台湾のワクチンを巡る「強烈な危機感」、輸出まで視野の国家戦略に日本は学ぶべきPhoto:NurPhoto/gettyimages

日本政府は6月4日、英アストラゼネカの新型コロナウイルスワクチン約120万回分を台湾に提供した。台湾では新型コロナが感染拡大中で、日本側は「過去の災害支援へのお礼」と位置づける。だが、「台湾を助けた」と 悦に入っている場合ではない。刮目(かつもく)すべきは、ワクチンを巡る台湾の強烈な危機感と戦略性だ。7月には国産ワクチンを量産へ。それを使った長期戦略も描いている。日本が学ぶべき台湾のワクチン戦略を、台北市在住の早川友久氏(故・李登輝元台湾総統秘書)に寄稿してもらった。

中国の妨害が度重なったが
国産ワクチンは間もなく量産へ

 台湾にとってワクチンを確保する道は大きく分けて二つある。ひとつは、欧米のワクチン開発企業との折衝を通し購入することだ。ただ、諸外国を相手にするこの道は、蔡英文総統が「独ビオンテック(米ファイザーのワクチン共同開発相手)との契約寸前に、中国の介入があった」と明らかにしたように、例外なく中国の妨害に遭っている。中国は台湾が、あたかも独立した国家として他国と交渉することは許容できないからだ。

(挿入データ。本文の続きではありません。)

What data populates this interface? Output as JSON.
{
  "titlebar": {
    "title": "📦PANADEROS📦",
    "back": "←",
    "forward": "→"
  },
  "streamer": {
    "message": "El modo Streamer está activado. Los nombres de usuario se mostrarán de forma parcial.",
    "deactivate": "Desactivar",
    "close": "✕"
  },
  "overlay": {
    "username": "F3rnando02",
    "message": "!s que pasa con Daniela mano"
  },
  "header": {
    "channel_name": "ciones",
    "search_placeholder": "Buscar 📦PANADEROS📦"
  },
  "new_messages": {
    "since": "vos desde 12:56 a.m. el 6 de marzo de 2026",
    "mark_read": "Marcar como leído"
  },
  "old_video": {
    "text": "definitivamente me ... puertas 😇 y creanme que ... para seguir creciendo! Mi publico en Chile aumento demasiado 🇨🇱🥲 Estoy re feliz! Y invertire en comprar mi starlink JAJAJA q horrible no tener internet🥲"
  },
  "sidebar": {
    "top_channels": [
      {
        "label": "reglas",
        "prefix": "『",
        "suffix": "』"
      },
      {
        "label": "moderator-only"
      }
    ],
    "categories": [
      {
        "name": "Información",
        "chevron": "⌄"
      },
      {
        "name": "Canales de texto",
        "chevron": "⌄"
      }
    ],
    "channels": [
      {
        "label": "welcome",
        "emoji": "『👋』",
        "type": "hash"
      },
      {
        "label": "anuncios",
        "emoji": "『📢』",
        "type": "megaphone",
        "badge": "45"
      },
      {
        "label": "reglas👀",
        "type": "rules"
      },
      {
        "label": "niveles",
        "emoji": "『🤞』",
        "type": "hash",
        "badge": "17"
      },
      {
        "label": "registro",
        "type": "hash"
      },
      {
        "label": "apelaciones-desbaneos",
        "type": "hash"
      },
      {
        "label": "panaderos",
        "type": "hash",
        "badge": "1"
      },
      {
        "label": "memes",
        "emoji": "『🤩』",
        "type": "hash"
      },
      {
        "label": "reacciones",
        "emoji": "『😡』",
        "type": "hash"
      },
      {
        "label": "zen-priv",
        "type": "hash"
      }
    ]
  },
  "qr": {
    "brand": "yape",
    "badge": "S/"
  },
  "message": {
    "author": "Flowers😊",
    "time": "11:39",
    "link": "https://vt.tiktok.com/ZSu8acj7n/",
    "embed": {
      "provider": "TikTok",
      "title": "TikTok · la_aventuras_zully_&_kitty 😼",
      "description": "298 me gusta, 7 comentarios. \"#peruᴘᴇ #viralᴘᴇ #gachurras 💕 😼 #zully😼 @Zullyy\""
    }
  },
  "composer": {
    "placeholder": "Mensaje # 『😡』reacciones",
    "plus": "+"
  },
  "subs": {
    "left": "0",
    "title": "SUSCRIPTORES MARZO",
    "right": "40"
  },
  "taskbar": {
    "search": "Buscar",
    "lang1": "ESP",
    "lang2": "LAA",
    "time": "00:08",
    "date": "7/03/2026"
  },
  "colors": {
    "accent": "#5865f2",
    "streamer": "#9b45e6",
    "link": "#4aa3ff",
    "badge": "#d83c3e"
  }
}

 また、中国が自国製のワクチンを台湾に寄贈するとの発言には、衛生福利部(日本の厚生労働省に相当)の陳時中部長が「中国が打っているものは怖くて使えない」と一蹴するなど、応酬が続いている。

 こういった中、日本からワクチン提供を受けることは、台湾でも大きく報じられている。これはワクチン確保が台湾にとっていかにホットイシューかを物語る。そこでにわかに注目が集まるのがもうひとつの道、すなわち「自国でのワクチン生産」である。

 台湾では今、複数の企業が国産ワクチンを開発中だ。早期に開発を始めたのが高瑞疫苗生物製剤、聯亜生技開発、国光生物科技の3社。やや遅れたのが国光生物科技の子会社の安特羅生技で、最後発は昨年8月に開発参入を表明した、半導体メーカーのパワーチップグループ傘下の智合精準医学科技である。これらのうち、7月から供給開始が見込まれるのが高端疫苗と聯亜生技の2社だ。

 台湾政府は国産ワクチンの製造を奨励するために135 億元(約518億円)の予算を組んでおり、規定に合い臨床進度が予定どおり進んだ企業には、最高で5億元の補助金を出すという。例えば昨年10月には衛生福利部疾病管制署が高端疫苗に4.7億元の補助金を提供することを決めている。

 驚かされるのは、開発着手時期だ。高瑞疫苗と聯亜生技、国光生技の3社は新型コロナの脅威がささやかれ始めたばかりの昨年1月頃にはすでに着手していたという。